Unplanned Work Ratio — target under 20% of sprint capacity absorbed by reactive work. High ratios indicate reliability problems or accumulating technical debt.
Presenting Metrics to Leadership
Translate each DORA metric to a business outcome non-technical stakeholders can act on:
- Deployment frequency → “We deployed 42 times last month — smaller batches and faster delivery”
- Lead time → “Median time from decision to delivery is 3 days; targeting 1 day by Q4”
- Change failure rate → “5% of Q1 deployments required a rollback; targeting under 3%”
- MTTR → “Median fix time is 47 minutes; goal is under 30”
This framing works well in UK engineering organisations where leadership is used to OKRs and quarterly reporting — it maps naturally onto that structure.
Measurement Without Surveillance
The fastest way to poison a metrics programme is to attach individual-level data to performance reviews. Once engineers know their personal commit count is tracked, they optimise for the number rather than the outcome.

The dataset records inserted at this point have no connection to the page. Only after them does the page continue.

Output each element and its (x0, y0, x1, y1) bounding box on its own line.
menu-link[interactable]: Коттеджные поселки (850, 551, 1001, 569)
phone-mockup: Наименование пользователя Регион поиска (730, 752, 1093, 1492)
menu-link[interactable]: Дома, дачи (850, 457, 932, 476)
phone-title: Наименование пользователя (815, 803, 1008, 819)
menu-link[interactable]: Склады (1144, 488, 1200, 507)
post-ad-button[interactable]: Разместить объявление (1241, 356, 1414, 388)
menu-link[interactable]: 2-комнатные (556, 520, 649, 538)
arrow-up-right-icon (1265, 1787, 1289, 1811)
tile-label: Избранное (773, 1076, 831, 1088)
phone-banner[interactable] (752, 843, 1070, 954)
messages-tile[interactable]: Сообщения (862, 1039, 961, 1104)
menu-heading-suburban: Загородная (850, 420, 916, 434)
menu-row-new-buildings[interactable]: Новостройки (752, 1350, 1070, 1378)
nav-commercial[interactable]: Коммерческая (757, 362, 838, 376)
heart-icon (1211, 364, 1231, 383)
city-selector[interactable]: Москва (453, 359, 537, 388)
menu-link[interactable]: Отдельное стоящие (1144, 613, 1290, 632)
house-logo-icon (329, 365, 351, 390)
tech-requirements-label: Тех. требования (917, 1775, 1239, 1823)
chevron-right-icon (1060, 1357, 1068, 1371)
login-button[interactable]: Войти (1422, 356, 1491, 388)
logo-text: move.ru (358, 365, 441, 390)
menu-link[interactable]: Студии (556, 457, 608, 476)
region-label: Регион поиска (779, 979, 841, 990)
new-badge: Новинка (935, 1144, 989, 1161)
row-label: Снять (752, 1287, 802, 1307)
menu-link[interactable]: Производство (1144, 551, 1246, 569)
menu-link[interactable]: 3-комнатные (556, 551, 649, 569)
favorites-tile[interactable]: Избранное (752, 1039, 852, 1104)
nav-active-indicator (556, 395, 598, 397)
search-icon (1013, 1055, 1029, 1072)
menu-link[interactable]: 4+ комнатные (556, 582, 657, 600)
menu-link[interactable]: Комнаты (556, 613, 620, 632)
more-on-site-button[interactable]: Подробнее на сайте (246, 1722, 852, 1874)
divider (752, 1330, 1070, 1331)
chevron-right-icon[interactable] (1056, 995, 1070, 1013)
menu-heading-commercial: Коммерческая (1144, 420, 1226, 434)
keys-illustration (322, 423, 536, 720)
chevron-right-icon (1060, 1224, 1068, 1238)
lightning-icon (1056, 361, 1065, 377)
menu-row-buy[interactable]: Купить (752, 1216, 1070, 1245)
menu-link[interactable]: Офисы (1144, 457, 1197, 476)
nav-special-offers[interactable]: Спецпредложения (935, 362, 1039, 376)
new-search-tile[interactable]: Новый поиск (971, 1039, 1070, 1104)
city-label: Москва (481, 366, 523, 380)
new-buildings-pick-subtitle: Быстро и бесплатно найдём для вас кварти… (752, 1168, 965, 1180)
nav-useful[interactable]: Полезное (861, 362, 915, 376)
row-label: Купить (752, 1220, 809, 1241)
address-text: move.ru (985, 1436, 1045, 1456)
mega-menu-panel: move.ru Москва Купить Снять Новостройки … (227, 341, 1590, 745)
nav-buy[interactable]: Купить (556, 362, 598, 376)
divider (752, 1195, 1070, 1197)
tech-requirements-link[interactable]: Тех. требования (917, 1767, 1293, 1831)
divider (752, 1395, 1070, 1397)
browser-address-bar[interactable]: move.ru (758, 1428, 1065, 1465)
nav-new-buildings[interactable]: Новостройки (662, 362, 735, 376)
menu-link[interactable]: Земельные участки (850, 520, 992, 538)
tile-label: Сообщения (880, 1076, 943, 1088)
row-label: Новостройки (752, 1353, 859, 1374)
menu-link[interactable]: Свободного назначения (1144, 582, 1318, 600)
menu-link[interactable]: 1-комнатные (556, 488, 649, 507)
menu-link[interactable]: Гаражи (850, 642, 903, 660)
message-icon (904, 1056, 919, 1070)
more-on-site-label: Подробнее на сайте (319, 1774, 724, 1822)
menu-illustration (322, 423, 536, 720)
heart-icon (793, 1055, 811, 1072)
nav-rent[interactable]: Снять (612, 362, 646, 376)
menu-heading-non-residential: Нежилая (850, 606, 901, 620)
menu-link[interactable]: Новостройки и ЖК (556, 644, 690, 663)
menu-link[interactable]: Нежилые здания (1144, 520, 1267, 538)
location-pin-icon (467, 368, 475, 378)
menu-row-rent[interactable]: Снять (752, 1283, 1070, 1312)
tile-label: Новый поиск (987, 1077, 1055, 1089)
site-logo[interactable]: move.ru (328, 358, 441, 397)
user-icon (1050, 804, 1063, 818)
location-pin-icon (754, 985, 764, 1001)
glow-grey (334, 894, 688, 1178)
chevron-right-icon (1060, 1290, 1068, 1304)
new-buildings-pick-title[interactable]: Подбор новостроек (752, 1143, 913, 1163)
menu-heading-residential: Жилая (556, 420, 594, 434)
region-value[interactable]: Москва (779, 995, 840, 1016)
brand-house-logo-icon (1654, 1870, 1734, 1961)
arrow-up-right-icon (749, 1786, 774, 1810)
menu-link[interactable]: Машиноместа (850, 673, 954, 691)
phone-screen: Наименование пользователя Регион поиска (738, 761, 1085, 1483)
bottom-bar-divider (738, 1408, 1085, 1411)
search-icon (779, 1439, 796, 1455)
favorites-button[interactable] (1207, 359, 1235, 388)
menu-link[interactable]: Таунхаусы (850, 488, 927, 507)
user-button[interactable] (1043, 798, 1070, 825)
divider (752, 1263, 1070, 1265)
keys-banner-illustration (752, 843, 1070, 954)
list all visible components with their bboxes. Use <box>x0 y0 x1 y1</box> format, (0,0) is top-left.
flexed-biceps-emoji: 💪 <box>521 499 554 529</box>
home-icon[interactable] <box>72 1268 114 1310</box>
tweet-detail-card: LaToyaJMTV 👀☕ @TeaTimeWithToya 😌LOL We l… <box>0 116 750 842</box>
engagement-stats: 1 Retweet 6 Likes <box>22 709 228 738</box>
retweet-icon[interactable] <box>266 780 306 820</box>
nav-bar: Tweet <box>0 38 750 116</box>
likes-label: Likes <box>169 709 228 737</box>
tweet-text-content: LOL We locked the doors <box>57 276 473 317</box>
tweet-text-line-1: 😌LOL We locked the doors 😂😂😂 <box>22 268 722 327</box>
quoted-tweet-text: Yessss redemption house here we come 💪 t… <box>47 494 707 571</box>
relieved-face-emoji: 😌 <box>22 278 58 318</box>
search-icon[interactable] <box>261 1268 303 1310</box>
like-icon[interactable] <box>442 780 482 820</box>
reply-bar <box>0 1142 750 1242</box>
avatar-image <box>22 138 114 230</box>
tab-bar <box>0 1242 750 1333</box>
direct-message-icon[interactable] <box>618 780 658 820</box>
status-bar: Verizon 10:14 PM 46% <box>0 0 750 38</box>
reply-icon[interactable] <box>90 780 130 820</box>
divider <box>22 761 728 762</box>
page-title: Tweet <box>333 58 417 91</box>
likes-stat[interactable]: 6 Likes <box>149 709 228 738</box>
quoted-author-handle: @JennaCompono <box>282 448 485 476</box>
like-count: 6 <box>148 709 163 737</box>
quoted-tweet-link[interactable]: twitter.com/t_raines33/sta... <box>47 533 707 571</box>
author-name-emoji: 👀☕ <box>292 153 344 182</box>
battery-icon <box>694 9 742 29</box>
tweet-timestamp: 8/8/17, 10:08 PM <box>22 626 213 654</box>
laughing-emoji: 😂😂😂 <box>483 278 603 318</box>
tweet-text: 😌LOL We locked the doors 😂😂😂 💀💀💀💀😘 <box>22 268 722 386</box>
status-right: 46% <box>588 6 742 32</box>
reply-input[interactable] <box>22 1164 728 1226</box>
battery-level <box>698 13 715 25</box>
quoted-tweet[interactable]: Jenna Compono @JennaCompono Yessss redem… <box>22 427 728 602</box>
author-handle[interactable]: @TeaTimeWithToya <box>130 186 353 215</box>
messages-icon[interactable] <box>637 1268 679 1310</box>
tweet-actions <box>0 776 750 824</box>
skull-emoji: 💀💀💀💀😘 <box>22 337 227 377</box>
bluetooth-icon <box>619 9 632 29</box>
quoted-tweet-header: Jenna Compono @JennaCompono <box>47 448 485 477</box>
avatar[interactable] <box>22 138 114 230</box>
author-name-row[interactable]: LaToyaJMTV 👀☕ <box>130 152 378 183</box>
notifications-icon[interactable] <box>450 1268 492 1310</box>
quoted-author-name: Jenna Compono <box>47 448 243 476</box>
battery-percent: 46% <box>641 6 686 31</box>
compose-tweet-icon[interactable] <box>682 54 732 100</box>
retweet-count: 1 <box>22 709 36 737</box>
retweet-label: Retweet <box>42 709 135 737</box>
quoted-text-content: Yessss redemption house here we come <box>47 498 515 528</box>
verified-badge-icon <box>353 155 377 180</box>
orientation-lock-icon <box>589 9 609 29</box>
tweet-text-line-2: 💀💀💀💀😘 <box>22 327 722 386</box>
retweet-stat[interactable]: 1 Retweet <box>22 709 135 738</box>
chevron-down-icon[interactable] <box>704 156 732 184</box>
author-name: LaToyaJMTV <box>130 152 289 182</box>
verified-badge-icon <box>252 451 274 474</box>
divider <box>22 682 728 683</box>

A few principles that actually work: aggregate at the team level (“the team’s PR cycle time is 18 hours” is a systems observation; “Alex’s PR cycle time is 36 hours” is a performance judgement). Make dashboards visible to engineers, not just managers. Never tie metrics to performance reviews. And start with one metric — pick PR cycle time or deployment frequency, instrument it properly, let the team react for a quarter, then add more.
The Bottom Line
Stop measuring inputs and activity. DORA metrics are research-validated, correlate with business outcomes, and are achievable for most teams with a few hours of setup. PR cycle time and CI pipeline duration give you early warning before delivery degrades. The hard part isn’t choosing metrics — it’s creating the organisational conditions where metrics serve the team rather than being used against it.